“This is the first day of my participation in the August More Text Challenge. For details, see: August More Text Challenge.”

preface

Chinese search has always been a headache. While trying to figure out how to participle the words, at the same time trying to figure out how to sort them. Because in the real business, it is not simply to order by word, you need to consider the attributes of the product, such as number of visits, sales, and so on. From the earliest days when SQL Like was used for simple searches, it turned out that word segmentation was not possible when searching for two words. To solve this problem, we use the elasticSearch+IK parser instead. The following problem is how to participle, although IK has its own basic thesaurus, but the actual business field will have their own professional name, such as I sit in the industry insurance, a variety of insurance company names, insurance types, product names are not in the basic word thesaurus, that also need to maintain the expanded thesaurus. It is undoubtedly increased the maintenance workload of our code farmers. Alas, is there a product that solves all of these things, or provides a dumb-ass feature for operations and product managers to use? Alibaba’s OpenSearch addresses this pain point. Okay, so that’s it, so what’s the next thing we’re going to talk about is what’s the pitfall that OpenSearch brings to the pain point?

participles

The word segmentation of OpenSearch is different from ik, which is a dictionary + semantic analysis of Ali machine learning. A problem will be demonstrated below.

Let’s first search for “a million yuan bao 2021 edition” to see the participle results

If we pay attention to the three words “wan Yuan bao”, we will find that in this semantics, it is divided into two words “wan yuan” and “bao”.

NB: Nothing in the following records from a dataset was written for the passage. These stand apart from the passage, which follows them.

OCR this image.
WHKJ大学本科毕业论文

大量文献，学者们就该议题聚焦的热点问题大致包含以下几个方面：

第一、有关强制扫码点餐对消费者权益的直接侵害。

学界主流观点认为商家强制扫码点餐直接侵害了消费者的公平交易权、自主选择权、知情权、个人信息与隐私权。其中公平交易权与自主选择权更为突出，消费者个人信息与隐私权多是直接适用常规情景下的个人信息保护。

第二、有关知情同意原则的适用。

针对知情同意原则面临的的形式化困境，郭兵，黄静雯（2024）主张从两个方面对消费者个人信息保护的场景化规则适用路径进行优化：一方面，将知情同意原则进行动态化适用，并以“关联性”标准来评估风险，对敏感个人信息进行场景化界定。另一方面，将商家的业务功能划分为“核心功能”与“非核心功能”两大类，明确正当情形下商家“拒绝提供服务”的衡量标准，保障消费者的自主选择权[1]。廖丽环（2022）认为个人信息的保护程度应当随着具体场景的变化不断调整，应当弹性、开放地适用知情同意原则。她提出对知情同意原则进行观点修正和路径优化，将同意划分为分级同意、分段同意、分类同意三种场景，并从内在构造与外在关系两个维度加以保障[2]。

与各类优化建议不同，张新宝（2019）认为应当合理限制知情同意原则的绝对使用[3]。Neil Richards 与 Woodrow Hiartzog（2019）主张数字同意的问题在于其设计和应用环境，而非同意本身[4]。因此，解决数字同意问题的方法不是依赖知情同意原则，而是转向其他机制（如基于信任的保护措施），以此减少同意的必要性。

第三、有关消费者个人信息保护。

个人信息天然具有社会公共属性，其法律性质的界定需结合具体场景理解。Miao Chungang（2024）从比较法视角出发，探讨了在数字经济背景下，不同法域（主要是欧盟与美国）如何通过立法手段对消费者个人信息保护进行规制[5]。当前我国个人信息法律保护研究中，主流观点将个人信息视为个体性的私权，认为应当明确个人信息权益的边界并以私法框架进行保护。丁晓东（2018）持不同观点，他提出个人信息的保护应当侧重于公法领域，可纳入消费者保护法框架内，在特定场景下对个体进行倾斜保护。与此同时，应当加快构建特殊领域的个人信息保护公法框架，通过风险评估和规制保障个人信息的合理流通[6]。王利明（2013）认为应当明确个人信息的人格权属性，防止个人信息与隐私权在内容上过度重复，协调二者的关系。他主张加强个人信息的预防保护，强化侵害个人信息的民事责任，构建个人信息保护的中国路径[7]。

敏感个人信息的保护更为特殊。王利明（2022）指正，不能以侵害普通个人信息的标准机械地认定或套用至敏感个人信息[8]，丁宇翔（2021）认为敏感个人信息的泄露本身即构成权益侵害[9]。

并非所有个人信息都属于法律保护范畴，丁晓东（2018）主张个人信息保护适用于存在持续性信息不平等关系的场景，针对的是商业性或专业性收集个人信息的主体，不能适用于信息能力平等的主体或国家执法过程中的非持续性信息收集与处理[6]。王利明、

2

Let’s look at the participle result of “wan Yuan bao” again

It is not difficult to find that it is divided into two words: “wan” and “Yuan Bao”.

In practical application, the customer search habit is always like to input short words, in the search “wan Yuan bao”, the word is not in the inverted index, will lead to the key results can not be found, resulting in production problems.

The solution

So what’s the solution? Opensearch is a mature product because it can fill in the gaps with other features of its own. A closer look reveals that custom words take precedence over semantic analysis. We can define a word segmentation, and then dictionary management to maintain the word “wan Yuan”, (if it is maintenance, remember to rebuild the index). Let’s see what happens.

Have been divided into “ten thousand yuan” “protect”, so that there will not be because of the inversion index inside did not lead to search out. Perfect problem solving.